Я знал, что Татьяна Ивановна по образованию искусствовед, а не историк, поэтому пришел к ней на помощь.
— Крестьянское восстание здесь было, — сообщил я, проявив незаурядное знание истории края.
— Точно! — хлопнула себя по лбу директор музея. — У нас же в фондах хранятся воспоминания тех, кто восстание подавлял.
— У меня родного дядьку расстреляли, ни за что, ни про что, — глухо сказала председатель сельсовета. — Мол, поддерживал восставших.
К счастью, никто из присутствующих не стал говорить, что у нас за просто так никого не расстреливали, и разговор о восстании потух сам собой.
Что я помнил про Шекснинское восстание? Только то, что прочитал некогда в краеведческих сборниках моего «прошлобудущего». Но после таких чтений много ли остается в памяти? А в нынешних книгах (читал как-то материалы по истории края) и того меньше.
Итак, осенью-зимой 1918 года по территории Советской России прокатилась волна крестьянских восстаний, связанная и с началом гражданской войны вообще и с проведением продразверстки в частности.

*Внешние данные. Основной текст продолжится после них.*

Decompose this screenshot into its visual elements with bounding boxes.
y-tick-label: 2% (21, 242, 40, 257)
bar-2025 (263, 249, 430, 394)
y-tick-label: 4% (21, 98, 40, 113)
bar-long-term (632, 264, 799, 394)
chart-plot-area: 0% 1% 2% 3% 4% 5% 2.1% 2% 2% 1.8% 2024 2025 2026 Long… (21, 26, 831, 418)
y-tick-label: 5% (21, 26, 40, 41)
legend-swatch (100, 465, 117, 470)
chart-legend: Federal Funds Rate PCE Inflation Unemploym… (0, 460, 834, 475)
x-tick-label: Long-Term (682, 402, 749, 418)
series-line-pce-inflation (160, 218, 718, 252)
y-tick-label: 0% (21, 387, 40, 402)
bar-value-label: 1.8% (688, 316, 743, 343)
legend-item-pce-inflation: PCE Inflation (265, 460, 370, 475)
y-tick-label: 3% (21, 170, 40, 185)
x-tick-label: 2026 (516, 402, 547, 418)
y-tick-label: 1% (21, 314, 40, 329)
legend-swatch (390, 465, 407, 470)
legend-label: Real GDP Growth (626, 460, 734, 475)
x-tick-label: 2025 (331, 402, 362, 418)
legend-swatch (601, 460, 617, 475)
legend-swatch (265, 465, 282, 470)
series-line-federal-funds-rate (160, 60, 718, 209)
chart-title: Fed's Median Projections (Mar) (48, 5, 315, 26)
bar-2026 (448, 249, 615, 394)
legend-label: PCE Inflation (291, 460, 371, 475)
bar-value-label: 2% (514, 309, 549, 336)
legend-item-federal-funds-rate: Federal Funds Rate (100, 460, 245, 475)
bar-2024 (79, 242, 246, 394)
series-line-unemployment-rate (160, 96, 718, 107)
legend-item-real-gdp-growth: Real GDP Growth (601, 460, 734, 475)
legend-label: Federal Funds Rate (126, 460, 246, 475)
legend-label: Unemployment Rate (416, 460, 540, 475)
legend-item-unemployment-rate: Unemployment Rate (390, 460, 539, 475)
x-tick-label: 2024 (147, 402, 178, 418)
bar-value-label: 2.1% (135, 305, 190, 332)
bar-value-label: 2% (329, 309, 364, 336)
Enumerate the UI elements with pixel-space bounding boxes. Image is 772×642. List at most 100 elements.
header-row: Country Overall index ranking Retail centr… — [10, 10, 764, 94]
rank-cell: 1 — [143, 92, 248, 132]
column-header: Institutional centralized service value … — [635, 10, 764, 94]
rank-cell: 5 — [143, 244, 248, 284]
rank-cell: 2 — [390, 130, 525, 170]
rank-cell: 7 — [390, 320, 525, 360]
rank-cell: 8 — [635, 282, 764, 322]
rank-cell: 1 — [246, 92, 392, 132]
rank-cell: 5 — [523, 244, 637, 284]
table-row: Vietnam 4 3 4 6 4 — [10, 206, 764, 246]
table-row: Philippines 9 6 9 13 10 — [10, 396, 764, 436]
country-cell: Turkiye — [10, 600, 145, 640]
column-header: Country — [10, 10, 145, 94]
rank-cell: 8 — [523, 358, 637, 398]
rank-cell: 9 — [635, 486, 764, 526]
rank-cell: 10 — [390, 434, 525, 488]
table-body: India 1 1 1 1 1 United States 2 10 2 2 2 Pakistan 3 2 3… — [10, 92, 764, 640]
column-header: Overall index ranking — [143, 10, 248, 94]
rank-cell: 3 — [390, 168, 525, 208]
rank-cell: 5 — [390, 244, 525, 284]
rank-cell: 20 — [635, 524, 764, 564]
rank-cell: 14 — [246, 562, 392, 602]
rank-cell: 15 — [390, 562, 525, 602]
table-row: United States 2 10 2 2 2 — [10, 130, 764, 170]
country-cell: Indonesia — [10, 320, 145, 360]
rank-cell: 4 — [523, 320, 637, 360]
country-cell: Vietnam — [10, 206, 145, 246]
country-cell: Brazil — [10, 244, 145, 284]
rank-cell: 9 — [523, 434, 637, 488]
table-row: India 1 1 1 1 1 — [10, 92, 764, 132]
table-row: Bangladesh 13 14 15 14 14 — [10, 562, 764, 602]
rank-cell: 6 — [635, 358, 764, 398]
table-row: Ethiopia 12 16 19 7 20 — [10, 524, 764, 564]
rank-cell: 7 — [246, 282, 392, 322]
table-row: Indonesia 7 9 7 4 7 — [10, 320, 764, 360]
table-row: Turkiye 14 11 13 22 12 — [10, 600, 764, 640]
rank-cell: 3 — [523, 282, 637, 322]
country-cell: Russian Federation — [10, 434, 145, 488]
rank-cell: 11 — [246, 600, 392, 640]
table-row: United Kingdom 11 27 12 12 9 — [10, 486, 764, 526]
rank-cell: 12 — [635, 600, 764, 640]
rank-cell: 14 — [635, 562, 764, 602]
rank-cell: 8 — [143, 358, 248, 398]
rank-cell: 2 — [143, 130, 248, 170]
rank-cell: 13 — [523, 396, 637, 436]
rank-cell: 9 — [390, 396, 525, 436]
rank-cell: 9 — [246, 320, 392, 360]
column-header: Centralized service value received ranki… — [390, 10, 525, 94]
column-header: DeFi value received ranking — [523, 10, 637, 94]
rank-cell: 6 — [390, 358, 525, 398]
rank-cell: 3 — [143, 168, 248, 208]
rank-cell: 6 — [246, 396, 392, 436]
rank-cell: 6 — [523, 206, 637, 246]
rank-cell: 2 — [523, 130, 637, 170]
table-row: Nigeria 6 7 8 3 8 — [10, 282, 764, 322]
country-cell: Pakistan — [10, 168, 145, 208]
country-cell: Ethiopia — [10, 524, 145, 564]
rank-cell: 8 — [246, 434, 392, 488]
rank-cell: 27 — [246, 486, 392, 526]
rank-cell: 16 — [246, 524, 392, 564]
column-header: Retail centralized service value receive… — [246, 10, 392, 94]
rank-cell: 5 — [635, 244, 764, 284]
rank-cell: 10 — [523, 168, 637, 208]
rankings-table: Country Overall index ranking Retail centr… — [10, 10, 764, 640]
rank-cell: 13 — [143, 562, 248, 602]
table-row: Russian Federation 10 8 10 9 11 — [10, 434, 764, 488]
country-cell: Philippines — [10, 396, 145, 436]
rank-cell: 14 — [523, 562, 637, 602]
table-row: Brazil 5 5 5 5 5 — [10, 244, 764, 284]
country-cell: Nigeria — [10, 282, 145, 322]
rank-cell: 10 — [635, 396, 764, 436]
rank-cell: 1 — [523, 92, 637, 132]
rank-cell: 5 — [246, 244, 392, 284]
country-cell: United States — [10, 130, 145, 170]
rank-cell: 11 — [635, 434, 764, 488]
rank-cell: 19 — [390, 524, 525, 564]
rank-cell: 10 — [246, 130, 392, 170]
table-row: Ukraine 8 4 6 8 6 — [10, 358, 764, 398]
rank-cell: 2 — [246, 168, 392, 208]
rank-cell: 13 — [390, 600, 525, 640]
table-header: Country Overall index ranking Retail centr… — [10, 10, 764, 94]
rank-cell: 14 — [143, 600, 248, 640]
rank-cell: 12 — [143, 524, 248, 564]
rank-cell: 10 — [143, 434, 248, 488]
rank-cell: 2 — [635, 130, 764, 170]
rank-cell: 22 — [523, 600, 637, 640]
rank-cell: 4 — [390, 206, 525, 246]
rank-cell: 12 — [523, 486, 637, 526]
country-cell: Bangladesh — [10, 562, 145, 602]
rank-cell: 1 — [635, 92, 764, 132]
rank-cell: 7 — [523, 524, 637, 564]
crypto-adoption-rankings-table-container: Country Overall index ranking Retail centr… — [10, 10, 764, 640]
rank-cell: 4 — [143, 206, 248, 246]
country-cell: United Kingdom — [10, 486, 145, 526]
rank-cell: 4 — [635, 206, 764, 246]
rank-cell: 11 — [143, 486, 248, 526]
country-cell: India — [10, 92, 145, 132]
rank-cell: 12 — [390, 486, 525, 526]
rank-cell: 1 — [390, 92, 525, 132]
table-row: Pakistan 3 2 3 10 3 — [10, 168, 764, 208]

Череповецкая губерния (да, была такая с 1918 по 1927 годы) не стала в этом отношении исключением. Имеются данные о стихийном характере восстания — дескать, жители села Чуровское, недовольные мобилизацией в Красную армию крестьянских коней, убили представителей губвоенкомата, а потом дружно ринулись отвоевывать у большевиков станцию Шексна. К ним присоединились жители окрестных сел. Яганово, кстати, считалось одним из центров восстания.
Данные о численности восставших разнятся — от пятисот человек до тысячи. Впрочем, ничего удивительного. Точного подсчета не вел никто. После самого восстания большинство участников разбежалось по домам, а ловить их не было ни сил, ни средств.
Ход восстания более-менее ясен. Повстанцы, разоружив особый отряд железнодорожной охраны, захватили мост через реку Шексну, а заодно повалив телефонные и телеграфные столбы, прервали связь между Вологдой и Петроградом. Но к большой удаче местный телеграфист успел-таки «отбить» тревожную телеграмму в Москву.